1University of Tartu (ESTONIA)
2Tallinn University (ESTONIA)
The purpose of science education is to prepare students for real life to make relevant personal and social justified decisions, solve meaningful problems and develop reasoning skills, which are all cognitive components of scientific literacy. Scientific literacy in this study is taken to mean utilising science knowledge and skills, particularly with relevance to creative problem solving and making reasoned decisions in real life situations. To demonstrate higher levels of scientific literacy, only cognitive component is not enough and adequate self-perceptions against ones competence are also required as well as appropriate attitudes and values. Self-perceptions play a role in comprehending in school as well as in real life situations, choosing suitable future career and influence also lifelong learning. In other words, views towards one self are connected with actual achievement.
This study focuses on investigating the change in operational scientific literacy skills through demonstrating cognition associated with undertaking scientific processes and comparing students’ progress with their self-perceptions.
The instrument consisting two parts was compiled based on a review of relevant international literature and competences emphasised in the Estonian curriculum to ensure that the development of the test instrument was in line with expected learning outcomes.

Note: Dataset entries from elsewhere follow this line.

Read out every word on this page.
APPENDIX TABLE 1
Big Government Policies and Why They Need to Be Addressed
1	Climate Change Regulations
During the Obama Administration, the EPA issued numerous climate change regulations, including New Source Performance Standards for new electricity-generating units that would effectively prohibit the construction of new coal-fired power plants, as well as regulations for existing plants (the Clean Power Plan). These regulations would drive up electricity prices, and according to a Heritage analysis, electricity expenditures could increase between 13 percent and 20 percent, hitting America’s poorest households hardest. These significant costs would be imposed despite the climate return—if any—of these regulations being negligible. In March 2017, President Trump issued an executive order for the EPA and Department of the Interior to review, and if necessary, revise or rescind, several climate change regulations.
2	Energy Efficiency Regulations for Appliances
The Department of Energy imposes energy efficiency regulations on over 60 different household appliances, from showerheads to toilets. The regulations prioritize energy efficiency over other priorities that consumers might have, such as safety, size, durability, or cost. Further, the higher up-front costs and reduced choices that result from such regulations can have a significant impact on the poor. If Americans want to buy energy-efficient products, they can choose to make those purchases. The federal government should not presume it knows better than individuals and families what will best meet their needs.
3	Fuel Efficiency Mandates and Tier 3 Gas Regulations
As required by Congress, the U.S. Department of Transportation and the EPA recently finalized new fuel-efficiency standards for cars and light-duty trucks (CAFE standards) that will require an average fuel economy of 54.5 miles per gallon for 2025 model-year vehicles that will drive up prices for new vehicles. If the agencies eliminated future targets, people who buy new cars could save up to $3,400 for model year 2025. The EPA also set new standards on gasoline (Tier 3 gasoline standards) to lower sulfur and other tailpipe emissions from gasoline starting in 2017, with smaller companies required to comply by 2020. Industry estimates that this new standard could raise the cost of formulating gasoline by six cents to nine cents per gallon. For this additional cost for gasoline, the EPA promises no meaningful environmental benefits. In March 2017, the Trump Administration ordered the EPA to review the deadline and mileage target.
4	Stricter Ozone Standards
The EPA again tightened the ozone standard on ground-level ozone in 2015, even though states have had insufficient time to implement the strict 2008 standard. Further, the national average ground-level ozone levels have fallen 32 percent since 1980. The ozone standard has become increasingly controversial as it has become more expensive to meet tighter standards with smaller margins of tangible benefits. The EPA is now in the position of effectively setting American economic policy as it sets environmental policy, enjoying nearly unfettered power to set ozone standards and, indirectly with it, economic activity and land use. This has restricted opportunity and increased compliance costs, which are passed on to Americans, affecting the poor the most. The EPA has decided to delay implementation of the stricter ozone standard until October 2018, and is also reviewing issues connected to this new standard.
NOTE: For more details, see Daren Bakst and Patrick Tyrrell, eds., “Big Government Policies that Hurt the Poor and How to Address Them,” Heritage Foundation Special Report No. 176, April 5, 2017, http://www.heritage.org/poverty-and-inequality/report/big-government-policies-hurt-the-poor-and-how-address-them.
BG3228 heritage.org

Items in the first part of the instrument followed the levels of SOLO taxonomy (unistructural- scientific explanation, multistructural- scientific explanation, relational-problem solving, extended abstract-decision making) to allow monitoring the progression in operational skills and all tasks in the instrument were contextualized to relate to real life. Second part consisted items focusing on students perceptions (4-point Likert scale) against same components tested in the first part and items were also repeated for each of the 4 science subjects taught in upper secondary grades. Reliability of the both part of the instruments was calculated using Cronbach alpha and was considered as acceptable.
Gymnasium students were tested using purposefully developed and validated (expert opinions plus pilot study) instruments to determine the change in components of scientific literacy across two grades of schooling (the lower level at the beginning of grade 10 and the higher towards the end of grade 11). A stratified sample of students from 44 schools gave a data set with returns from 1128 beginning of 10th grade students and 916 end of 11th grade students.
Findings suggested that there was no sufficient shift from one grade to another in operational skills such as giving scientific explanations, problem solving and justified decision making. Although students did gain more knowledge and the expectation was that students would enhance their operational skills for scientific literacy, this was not reflected in their reasoning skills and in their competence to solve problems. Even more, students self-perceptions against those components were not high and they don`t see science subjects developing those operational scientific literacy skills in a sufficient manner. Only Geography and Biology subjects were perceived more for developing operational scientific literacy skills compared to Chemistry and Physics subjects. This suggested there is a need to re-think science teaching and learning approaches as well as the manner in which science was introduced to students.